I was at a prime age to fall in love with the Cosby Show when it came on, and follow it for the duration.  Dr. Huxtable was loving, strict, and hilarious – a lot like my dad.  Even though I only have one sibling [my younger sister], I felt like we were the Huxtables.  Looking back now, I know that I based this on the parts that I could actually relate to: kid/parent dynamics, general awareness of being black, having both parents in the house.  My parents are professionals, but not doctor and lawyer, so our financial outlook was quite different, but the difference wasn’t stark to me.

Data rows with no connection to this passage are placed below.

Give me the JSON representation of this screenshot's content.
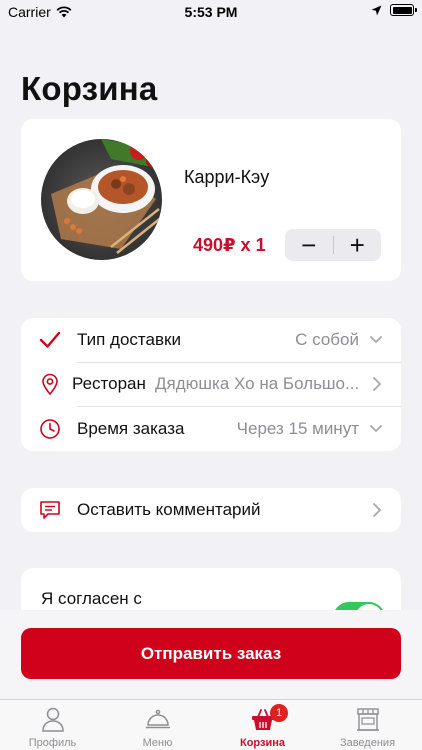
{
  "status_bar": {
    "carrier": "Carrier",
    "time": "5:53 PM"
  },
  "page": {
    "title": "Корзина"
  },
  "cart_item": {
    "name": "Карри-Кэу",
    "price_qty": "490₽ x 1",
    "minus": "−",
    "plus": "+"
  },
  "order_options": [
    {
      "label": "Тип доставки",
      "value": "С собой",
      "icon": "checkmark-icon",
      "chevron": "chevron-down-icon"
    },
    {
      "label": "Ресторан",
      "value": "Дядюшка Хо на Большо...",
      "icon": "location-pin-icon",
      "chevron": "chevron-right-icon"
    },
    {
      "label": "Время заказа",
      "value": "Через 15 минут",
      "icon": "clock-icon",
      "chevron": "chevron-down-icon"
    }
  ],
  "comment": {
    "label": "Оставить комментарий"
  },
  "agreement": {
    "text": "Я согласен с",
    "toggle_on": true
  },
  "submit": {
    "label": "Отправить заказ"
  },
  "tabs": [
    {
      "label": "Профиль",
      "icon": "person-icon",
      "active": false
    },
    {
      "label": "Меню",
      "icon": "cloche-icon",
      "active": false
    },
    {
      "label": "Корзина",
      "icon": "basket-icon",
      "active": true,
      "badge": "1"
    },
    {
      "label": "Заведения",
      "icon": "store-icon",
      "active": false
    }
  ],
  "colors": {
    "accent": "#d0021b",
    "price": "#c8102e",
    "toggle": "#34c759",
    "background": "#f2f2f6"
  }
}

After the Cosby Show, I’d basically give anything that had Bill’s name on it a chance.  I still think it’s the best show that’s ever been on tv.  So I was taken aback when he started his roaming ‘call out’ sessions a couple years ago.

It’s really hard to describe how I feel about his approach and opinions.  I am not a supporter of teen pregnancy, absentee fathers, high-school dropouts, and saggy pants…I’m actually quite conservative in my personal life.  So you might think that I’d be on board with his messages.  Except that I’m not.  Not all the way.

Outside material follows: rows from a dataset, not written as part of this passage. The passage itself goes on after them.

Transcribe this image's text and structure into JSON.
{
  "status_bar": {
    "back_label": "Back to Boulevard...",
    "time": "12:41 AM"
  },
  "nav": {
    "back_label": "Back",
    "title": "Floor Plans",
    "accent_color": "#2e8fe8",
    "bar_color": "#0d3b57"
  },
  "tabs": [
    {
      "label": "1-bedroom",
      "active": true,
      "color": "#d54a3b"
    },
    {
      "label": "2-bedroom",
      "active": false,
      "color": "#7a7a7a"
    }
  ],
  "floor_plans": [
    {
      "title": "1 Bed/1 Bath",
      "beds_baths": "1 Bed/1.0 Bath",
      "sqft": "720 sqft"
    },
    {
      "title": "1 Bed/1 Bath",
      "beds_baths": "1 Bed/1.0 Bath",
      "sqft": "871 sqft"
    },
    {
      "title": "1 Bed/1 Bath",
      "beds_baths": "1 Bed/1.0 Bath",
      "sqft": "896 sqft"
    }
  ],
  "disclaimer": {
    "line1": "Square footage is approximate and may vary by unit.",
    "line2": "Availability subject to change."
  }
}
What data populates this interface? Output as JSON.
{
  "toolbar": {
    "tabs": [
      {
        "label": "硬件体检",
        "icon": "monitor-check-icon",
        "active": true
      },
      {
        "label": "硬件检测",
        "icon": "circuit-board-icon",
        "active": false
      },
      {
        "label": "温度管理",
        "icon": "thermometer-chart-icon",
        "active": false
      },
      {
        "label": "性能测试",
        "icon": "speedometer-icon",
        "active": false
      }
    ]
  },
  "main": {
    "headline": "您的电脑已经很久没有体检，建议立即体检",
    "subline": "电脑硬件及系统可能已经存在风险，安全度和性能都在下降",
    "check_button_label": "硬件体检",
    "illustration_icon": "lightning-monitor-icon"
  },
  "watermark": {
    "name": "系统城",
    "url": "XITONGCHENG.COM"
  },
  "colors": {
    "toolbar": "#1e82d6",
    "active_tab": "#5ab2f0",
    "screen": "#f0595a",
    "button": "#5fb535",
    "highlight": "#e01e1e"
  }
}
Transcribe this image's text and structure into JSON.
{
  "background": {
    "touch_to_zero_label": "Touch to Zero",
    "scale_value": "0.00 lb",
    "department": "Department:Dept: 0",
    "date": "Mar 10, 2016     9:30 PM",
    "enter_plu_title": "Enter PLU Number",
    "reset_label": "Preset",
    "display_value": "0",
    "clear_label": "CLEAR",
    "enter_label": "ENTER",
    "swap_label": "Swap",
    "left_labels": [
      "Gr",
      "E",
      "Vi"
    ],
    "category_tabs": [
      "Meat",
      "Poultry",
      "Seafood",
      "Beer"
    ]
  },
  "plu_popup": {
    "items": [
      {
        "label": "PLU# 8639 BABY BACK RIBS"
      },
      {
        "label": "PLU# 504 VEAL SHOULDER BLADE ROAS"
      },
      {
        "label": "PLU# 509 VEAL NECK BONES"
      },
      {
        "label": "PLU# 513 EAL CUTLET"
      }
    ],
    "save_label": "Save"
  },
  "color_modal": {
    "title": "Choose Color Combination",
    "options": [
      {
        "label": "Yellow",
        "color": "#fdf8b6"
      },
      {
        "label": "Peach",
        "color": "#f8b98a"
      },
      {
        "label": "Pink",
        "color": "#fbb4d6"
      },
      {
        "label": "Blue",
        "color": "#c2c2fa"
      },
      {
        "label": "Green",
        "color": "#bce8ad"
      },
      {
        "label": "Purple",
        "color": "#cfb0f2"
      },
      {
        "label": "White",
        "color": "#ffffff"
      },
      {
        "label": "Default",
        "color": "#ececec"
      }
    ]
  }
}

My dad is convinced that saggy pants are tied to the inevitable demise of America, but I don’t see it.  I can’t see how they’re more of a threat than long hair, bell-bottoms, tie-dye, and leisure suits ever were.

Ta-Nehisi Coates wrote a great article for the Atlantic about Bill’s efforts to save the black community, and carves out some of the words I’d been looking for.

If Cosby’s call-outs simply ended at that—a personal and communal creed—there’d be little to oppose. But Cosby often pits the rhetoric of personal responsibility against the legitimate claims of American citizens for their rights. He chides activists for pushing to reform the criminal-justice system, despite solid evidence that the criminal-justice system needs reform. His historical amnesia—his assertion that many of the problems that pervade black America are of a recent vintage—is simply wrong, as is his contention that today’s young African Americans are somehow weaker, that they’ve dropped the ball.

Cosby suggests that the lack of strong black families, and educated black people is a creation of the current generation.  But that’s not the case.  Sure, there is business that we need to handle.  But uh, the situations that exist right now are complex – and were not solely created by our own community.  That would seem to be my central point of disagreement with Mr. Cosby.

That – and the fact that I really do feel like he’s airing dirty laundry.

I sure do run into a lot of white people who think he’s RIGHT ON.  That should give him pause, too.